While Blink-182 was never my favorite pop-punk band or anything, I was a pretty big fan of them back in the day. I seriously remember playing Madden 2004 just to hear “Feeling This” over and over again as Jerome Bettis ran into the endzone for another Pittsburgh Steelers touchdown, and thinking about how much I loved those memories made me recently rekindle my love for the band’s highly matured self-titled album, released in 2003.

It was truly an album I didn’t “get” at first. Sure, I liked a few songs off it, but my 13 year old self wondered a few things. “Where’s the toilet humor?” “Where’s the hundredth rewrite of ‘Dammit’?” And then it hit me. This was an album that needed a little more time to digest.

Even on tracks like the aforementioned “Feeling This”, which wouldn’t sound out of place on their previous 4 records, you can tell that this album was one that would divide a lot of people, but eventually would become a beloved album that created the soundtrack to many a childhood memory. I know it did that for me. I can distinctly remember listening to album standouts “Always” and “Stockholm Syndrome” and playing football with my friends, or listening to “I Miss You” after another fucking middle school girl rejection. Because when you’re 13, nothing hurts more than hearing “yeah I don’t like you like that, sorry!”.

There was something truly special about this album. It was that moment when you knew you were listening to a true work of art that would influence many current pop punk bands future material, or at least foreshadow it. New Found Glory’s Coming Home, Relient K’s Four Score and Seven Years Ago, and Jimmy Eat World’s Futures albums are certainly 3 prominent ones that came later.

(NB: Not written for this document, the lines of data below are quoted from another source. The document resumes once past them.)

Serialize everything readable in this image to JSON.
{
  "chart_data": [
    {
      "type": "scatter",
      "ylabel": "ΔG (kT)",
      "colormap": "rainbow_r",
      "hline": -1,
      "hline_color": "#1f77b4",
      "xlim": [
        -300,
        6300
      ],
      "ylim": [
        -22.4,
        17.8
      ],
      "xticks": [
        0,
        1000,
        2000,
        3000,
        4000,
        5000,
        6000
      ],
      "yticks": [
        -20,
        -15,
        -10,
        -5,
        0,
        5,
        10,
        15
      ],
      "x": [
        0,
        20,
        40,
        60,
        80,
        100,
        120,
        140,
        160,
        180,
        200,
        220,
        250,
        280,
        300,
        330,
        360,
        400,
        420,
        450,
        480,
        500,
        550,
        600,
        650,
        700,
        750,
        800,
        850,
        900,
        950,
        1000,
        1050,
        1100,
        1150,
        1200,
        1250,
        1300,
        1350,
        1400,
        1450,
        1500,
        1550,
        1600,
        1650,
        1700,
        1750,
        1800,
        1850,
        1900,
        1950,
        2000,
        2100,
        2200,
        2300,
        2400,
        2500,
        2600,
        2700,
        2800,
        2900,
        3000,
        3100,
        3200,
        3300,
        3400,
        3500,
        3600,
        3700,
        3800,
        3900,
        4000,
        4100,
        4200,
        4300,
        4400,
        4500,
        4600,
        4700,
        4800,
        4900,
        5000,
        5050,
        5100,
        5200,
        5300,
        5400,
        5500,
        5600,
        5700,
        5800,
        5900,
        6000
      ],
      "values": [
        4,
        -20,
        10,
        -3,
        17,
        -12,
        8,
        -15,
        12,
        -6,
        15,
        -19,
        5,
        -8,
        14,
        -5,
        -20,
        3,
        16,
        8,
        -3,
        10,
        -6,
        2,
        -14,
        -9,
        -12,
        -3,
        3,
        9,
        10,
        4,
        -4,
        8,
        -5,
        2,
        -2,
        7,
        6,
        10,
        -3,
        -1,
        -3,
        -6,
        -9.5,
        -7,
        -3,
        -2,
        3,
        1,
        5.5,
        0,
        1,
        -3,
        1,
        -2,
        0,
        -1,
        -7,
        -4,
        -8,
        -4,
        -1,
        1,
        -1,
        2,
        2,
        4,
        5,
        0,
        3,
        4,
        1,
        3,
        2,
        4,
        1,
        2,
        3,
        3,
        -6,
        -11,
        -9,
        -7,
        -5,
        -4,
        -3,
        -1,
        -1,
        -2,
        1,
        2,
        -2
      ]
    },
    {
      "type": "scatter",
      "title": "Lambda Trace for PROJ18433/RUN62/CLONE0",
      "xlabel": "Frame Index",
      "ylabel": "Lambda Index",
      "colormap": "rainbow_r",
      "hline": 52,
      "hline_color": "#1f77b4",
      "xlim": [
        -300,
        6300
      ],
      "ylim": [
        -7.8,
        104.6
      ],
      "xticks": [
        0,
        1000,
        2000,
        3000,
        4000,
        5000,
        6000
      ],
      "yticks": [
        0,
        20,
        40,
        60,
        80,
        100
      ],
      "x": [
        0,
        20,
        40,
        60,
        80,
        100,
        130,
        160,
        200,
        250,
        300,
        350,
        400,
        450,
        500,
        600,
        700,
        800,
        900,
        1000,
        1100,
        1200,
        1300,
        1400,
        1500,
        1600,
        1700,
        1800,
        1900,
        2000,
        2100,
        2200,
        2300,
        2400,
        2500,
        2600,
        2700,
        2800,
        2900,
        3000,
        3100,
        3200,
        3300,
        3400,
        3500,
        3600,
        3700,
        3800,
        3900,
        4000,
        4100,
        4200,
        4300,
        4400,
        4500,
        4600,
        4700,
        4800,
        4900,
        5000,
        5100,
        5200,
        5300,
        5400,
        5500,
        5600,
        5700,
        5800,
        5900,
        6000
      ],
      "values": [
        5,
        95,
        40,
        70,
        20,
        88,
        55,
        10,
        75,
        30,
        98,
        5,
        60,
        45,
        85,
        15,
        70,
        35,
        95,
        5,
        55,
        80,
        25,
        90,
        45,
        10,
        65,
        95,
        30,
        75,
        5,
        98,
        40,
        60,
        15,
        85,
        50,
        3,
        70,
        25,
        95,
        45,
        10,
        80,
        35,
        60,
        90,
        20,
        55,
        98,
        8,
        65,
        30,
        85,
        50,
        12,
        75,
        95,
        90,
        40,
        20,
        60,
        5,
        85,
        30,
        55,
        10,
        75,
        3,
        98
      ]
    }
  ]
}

But for a moment, Blink-182 fans were treated to an album that, for most, would not soon fall by the wayside. No longer deserving of being called formulaic, Blink-182’s self-titled album stands tall as one of the best (if not possibly THE best) example of what happens when pop-punk grows up.

Thanks, Blink-182, for being the soundtrack to younger dreams and happy memories.